Manufacturers Urge FG To Halt TCN’s Meter Importation Moves

The Association of Meter Manufacturers and Assemblers Nigeria (AMMON) has advised the Federal Government to halt attempts by the Transmission Company of Nigeria (TCN) to allow foreign companies to bid for manufacturing of electricity meters in the country.

AMMON Secretary, Durosola Omogbenigun at a press conference in Abuja on Thursday, also advised the Federal Government not to use World Bank 155 million dollar loan for importation of the electricity meters into the country.

The project was aimed at closing the metering gap in Nigeria.

Omogbenigun, said that the evaluation criteria opening the bid to foreign manufacturers were designed to eliminate Nigerian meter manufacturers.

He said: “Consequently, indigenous manufacturers have insisted that implementing the policy would mean taking away Nigerian jobs and depriving the economy of the benefits the loan was meant to bring”.

Omogbenigun said that the fund should rather be made available to local meter manufacturers who had the capacity to produce the meters.

He said that granting foreign companies the licence to bring in fully built meters at a zero import duty would cripple the sector.

“We found out that the evaluation criteria by way of turnover, cash flow, experience for the bid seems to be designed to eliminate the local manufacturers.

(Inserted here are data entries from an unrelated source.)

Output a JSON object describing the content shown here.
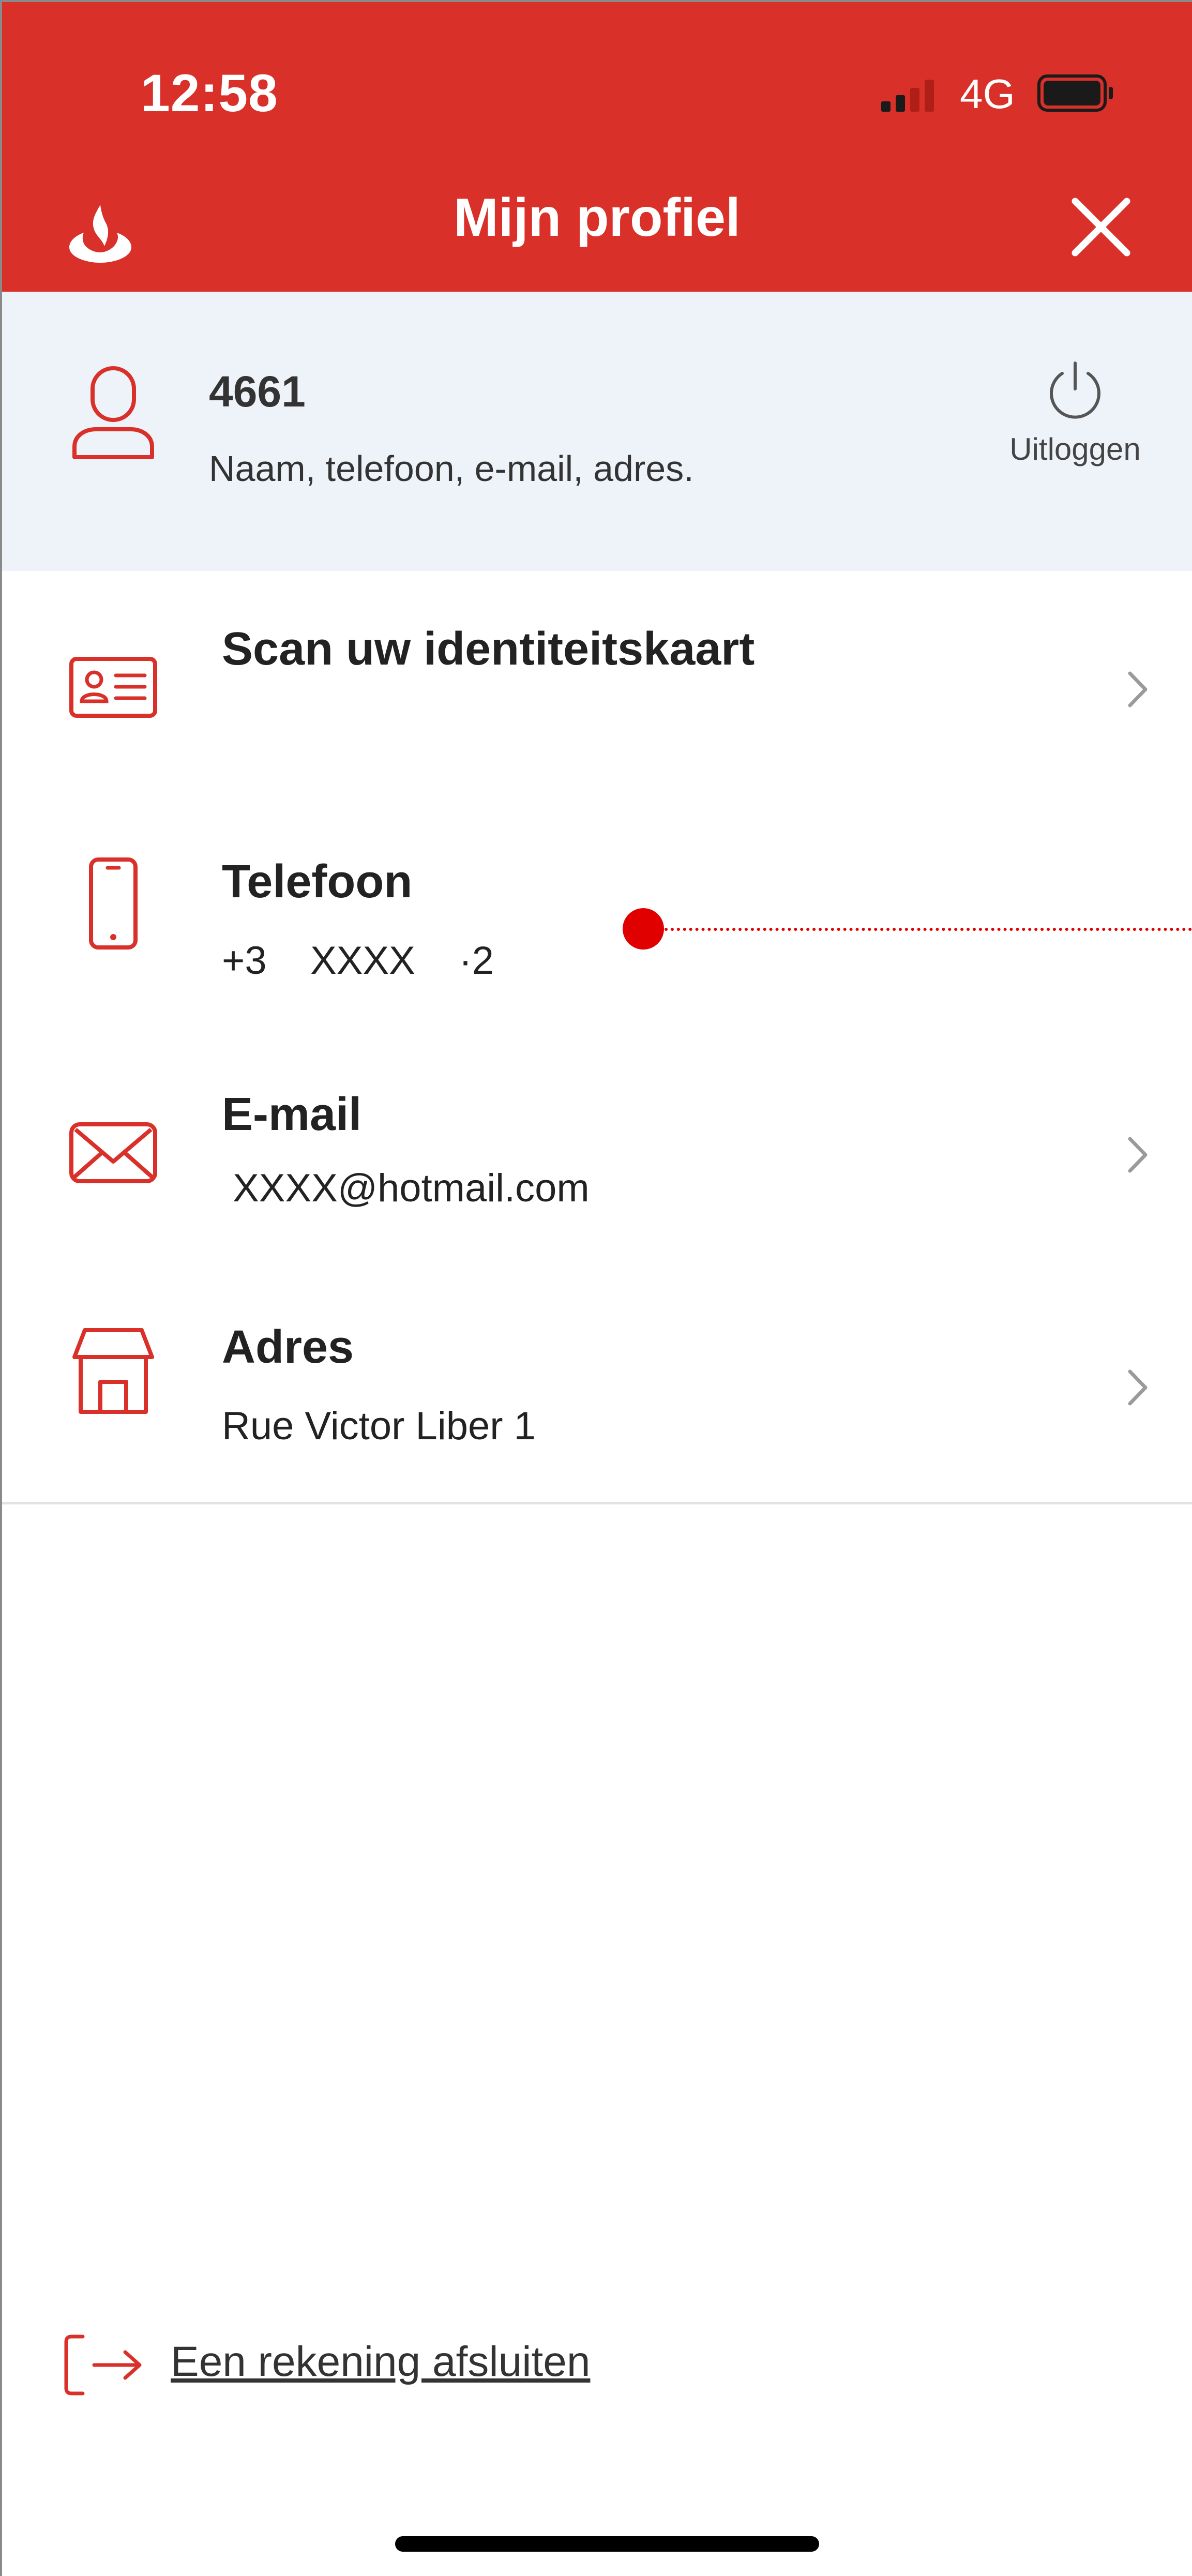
{
  "status_bar": {
    "time": "12:58",
    "network": "4G"
  },
  "header": {
    "title": "Mijn profiel"
  },
  "profile": {
    "id": "4661",
    "subtitle": "Naam, telefoon, e-mail, adres.",
    "logout_label": "Uitloggen"
  },
  "rows": [
    {
      "title": "Scan uw identiteitskaart",
      "value": ""
    },
    {
      "title": "Telefoon",
      "value": "+3    XXXX    ·2"
    },
    {
      "title": "E-mail",
      "value": " XXXX@hotmail.com"
    },
    {
      "title": "Adres",
      "value": "Rue Victor Liber 1"
    }
  ],
  "footer": {
    "close_account_label": "Een rekening afsluiten"
  },
  "colors": {
    "brand": "#d9312a",
    "profile_bg": "#eef3f9",
    "divider": "#e2e2e2",
    "annotation": "#e00000"
  },
  "icons": [
    "santander-logo-icon",
    "close-icon",
    "user-icon",
    "power-icon",
    "id-card-icon",
    "phone-icon",
    "mail-icon",
    "store-icon",
    "chevron-right-icon",
    "exit-arrow-icon"
  ]
}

“Our interest today is to quickly state that this world bank project is inimical to the growth of the manufacturing sector, progress that have been made in the local content policy as stated in executive order 003 of 2017.

“It also negates the gains that have been achieved in backward integration, technology transfer and employment within the industry,” Omogbenigun said.

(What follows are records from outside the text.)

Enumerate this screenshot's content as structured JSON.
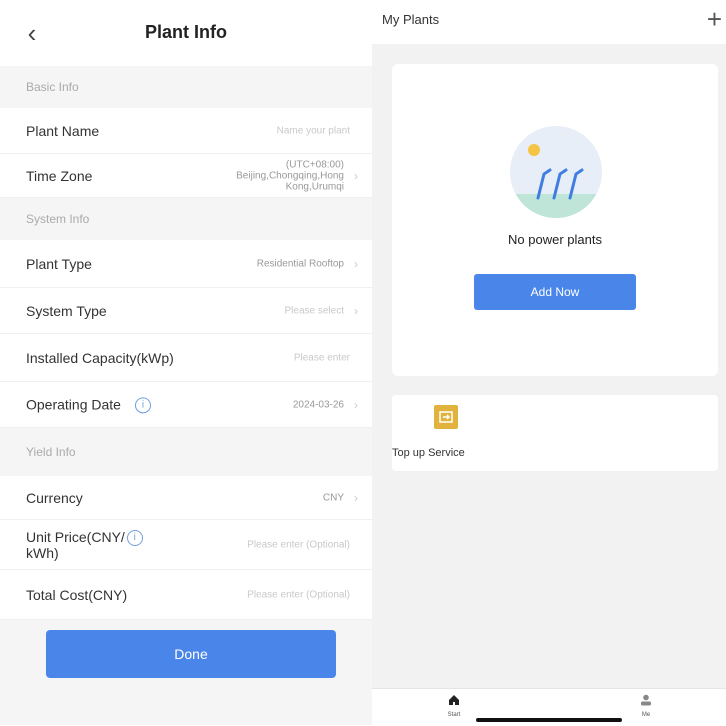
{
  "plant_info": {
    "title": "Plant Info",
    "back_icon": "chevron-left-icon",
    "sections": {
      "basic": "Basic Info",
      "system": "System Info",
      "yield": "Yield Info"
    },
    "rows": {
      "plant_name": {
        "label": "Plant Name",
        "placeholder": "Name your plant"
      },
      "time_zone": {
        "label": "Time Zone",
        "value_line1": "(UTC+08:00)",
        "value_line2": "Beijing,Chongqing,Hong",
        "value_line3": "Kong,Urumqi"
      },
      "plant_type": {
        "label": "Plant Type",
        "value": "Residential Rooftop"
      },
      "system_type": {
        "label": "System Type",
        "placeholder": "Please select"
      },
      "installed_capacity": {
        "label": "Installed Capacity(kWp)",
        "placeholder": "Please enter"
      },
      "operating_date": {
        "label": "Operating Date",
        "value": "2024-03-26"
      },
      "currency": {
        "label": "Currency",
        "value": "CNY"
      },
      "unit_price": {
        "label_line1": "Unit Price(CNY/",
        "label_line2": "kWh)",
        "placeholder": "Please enter (Optional)"
      },
      "total_cost": {
        "label": "Total Cost(CNY)",
        "placeholder": "Please enter (Optional)"
      }
    },
    "done_label": "Done"
  },
  "my_plants": {
    "title": "My Plants",
    "add_icon": "plus-icon",
    "empty_text": "No power plants",
    "add_now_label": "Add Now",
    "service_label": "Top up Service",
    "tabs": [
      {
        "label": "Start",
        "icon": "home-icon"
      },
      {
        "label": "Me",
        "icon": "person-icon"
      }
    ]
  },
  "colors": {
    "accent": "#4a86ea",
    "section_bg": "#f5f5f6",
    "service_icon": "#e2b33c"
  }
}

The treasurer of the association, Mr Ifeanyi Okeke said that local metre manufacturers had the capacity to meet the 1.2 million metering target of the World Bank loan.

Okeke, who is the Chief Executive Officer of Holley Metering Limited, urged the federal government to ensure that the fund from the federal government was used to boost Nigeria economy and job creation in the country.

“We are not against World Bank-funded projects but the fund should be channelled in such a way that will catalyse employment for Nigerians,” he said.

TCN, had in a tender publication unveiled requirements for bidders to apply for the World Banks’ 155 project under the Nigeria Distribution Sector Recovery Program (DISREP).

TCN had in a tender publication unveiled stringent requirements before a vendor can access the loan, which effectively ruled out local manufacturers.

He said the TCN’s plan was aimed at bridging the over eight million metering gap in the Nigerian Electricity Market.